Addio a Siria, la mascotte dell’Agriturismo Bucine Basso a Casciana Terme Lari: per 12 anni ha accolto e salutato tutti.
Casciana Terme Lari. Ci sono animali che, a un certo punto, smettono semplicemente di essere “animali di casa”. Diventano parte di un luogo, della sua storia, delle persone che lo abitano e di quelle che, anno dopo anno, tornano a trovarlo.
Siria era una di loro. Nata nel marzo del 2014, ha trascorso tutta la sua vita all’Agriturismo Bucine Basso, a Casciana Terme Lari. Per tutti era la mascotte, ma forse chiamarla soltanto così non basta. Siria era, in qualche modo, la “padrona” di casa.
Era sempre lì, in mezzo alla gente. Presente, discreta, curiosa. Conosceva i volti, le voci, le abitudini. E quando abbaiava, lo faceva quasi sempre per un motivo preciso: salutare.
Era diventata una presenza familiare per chiunque passasse da Bucine Basso. Una di quelle presenze che, proprio perché quotidiane, si finisce per dare per scontate. Finché, improvvisamente, non ci sono più.
Siria è venuta a mancare giovedì. E la sua assenza si è fatta sentire subito.
Ieri, le persone del posto che l’avevano conosciuta, incontrando la famiglia, chiedevano di lei. Una domanda semplice, ma capace di raccontare quanto Siria fosse entrata nel cuore di una comunità: “Dove è Siria?”
Perché chi l’aveva incontrata, anche solo una volta, difficilmente poteva non ricordarla.
Per Roby (titolare dell’Agriturismo Bucine Basso) poi, Siria era molto più di una compagna di vita. Era un appoggio, una presenza costante, una certezza silenziosa. C’era nei momenti belli e in quelli più difficili. C’era, semplicemente.

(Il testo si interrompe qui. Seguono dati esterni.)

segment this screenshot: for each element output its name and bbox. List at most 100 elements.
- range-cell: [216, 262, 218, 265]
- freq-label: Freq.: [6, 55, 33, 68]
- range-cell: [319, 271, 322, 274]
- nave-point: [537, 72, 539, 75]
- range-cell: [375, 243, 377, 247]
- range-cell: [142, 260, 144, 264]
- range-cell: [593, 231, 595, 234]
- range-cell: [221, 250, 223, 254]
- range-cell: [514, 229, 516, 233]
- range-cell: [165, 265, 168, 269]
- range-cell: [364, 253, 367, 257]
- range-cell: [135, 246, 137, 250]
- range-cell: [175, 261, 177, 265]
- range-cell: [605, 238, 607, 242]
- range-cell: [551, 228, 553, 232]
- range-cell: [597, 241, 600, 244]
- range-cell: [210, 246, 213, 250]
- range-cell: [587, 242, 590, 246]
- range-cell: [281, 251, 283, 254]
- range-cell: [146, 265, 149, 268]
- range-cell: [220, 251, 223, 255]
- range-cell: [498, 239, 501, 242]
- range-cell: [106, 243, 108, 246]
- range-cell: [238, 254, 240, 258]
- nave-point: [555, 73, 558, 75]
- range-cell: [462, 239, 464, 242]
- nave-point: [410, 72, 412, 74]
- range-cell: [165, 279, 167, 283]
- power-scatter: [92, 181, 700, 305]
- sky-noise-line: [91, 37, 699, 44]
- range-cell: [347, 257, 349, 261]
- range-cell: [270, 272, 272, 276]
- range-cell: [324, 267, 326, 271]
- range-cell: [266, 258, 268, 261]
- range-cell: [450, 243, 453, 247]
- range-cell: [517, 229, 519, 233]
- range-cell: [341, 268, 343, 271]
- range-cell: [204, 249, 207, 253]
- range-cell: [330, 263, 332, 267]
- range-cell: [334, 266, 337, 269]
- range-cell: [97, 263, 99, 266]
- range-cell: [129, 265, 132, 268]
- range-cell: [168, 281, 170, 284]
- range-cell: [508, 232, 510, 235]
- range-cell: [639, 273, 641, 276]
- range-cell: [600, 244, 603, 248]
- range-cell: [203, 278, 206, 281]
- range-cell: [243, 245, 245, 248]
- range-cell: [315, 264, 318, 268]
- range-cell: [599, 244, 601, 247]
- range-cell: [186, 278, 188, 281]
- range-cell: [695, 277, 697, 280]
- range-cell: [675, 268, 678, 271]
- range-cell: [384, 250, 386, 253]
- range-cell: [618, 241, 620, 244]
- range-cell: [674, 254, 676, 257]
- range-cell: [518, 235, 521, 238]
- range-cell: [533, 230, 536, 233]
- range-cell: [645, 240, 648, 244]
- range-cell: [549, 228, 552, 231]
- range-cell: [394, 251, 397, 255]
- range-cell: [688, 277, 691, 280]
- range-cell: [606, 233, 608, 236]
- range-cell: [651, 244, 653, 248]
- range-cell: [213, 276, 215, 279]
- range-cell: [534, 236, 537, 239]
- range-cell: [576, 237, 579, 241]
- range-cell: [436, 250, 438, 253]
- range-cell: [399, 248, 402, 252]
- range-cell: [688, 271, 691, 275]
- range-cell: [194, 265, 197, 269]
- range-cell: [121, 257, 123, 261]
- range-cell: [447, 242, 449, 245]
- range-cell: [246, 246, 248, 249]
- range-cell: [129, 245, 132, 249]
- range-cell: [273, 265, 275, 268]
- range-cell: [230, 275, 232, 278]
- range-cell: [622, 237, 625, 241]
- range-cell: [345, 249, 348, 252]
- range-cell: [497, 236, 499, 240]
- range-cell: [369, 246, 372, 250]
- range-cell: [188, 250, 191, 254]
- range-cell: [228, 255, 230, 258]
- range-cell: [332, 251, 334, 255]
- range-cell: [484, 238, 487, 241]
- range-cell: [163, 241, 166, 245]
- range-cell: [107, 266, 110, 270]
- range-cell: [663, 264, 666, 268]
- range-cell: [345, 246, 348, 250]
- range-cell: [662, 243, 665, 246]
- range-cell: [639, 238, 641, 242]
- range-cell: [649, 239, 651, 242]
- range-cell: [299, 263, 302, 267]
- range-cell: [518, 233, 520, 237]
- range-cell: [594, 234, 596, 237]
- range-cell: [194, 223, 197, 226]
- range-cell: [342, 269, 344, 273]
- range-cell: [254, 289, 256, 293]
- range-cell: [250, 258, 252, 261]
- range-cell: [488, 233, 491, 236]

E lo stesso vale per la mamma di Roby, conosciuta da tutti come “Nonna Ubalda”. Anche per lei Siria aveva un posto speciale nel cuore.

Adesso Siria non correrà più per il giardino, non si avvicinerà più alle persone per salutarle, non ci sarà più quel suo abbaiare che ormai tutti sapevano riconoscere.
Ma non si vuole lasciare che il suo ricordo rimanga soltanto nelle fotografie o nei racconti.
Nel giardino di Bucine Basso verrà preparata una piccola “tombina”, un angolo tutto suo. Un luogo semplice, ma importante: perché Siria possa continuare ad appartenere a quel posto che è stato casa sua per tutta la vita.
E forse è proprio questo il modo più bello per salutare un cane che, senza chiedere nulla, ha saputo essere importante per così tante persone.
Siria se n’è andata, ma non se ne è andata davvero da Bucine Basso. Un pezzo di lei resterà lì, nel giardino, nei ricordi di chi l’ha accarezzata, nelle persone che ieri hanno chiesto di lei e soprattutto nel cuore di chi per dodici anni l’ha avuta accanto.

Perché alcuni compagni di vita non hanno bisogno di parole per lasciare un segno.
Basta la loro presenza. E quando quella presenza viene a mancare, ci si accorge di quanto grande fosse il posto che occupava.
Buon viaggio, Siria.
La tua casa resterà sempre lì. E, in qualche modo, anche tu.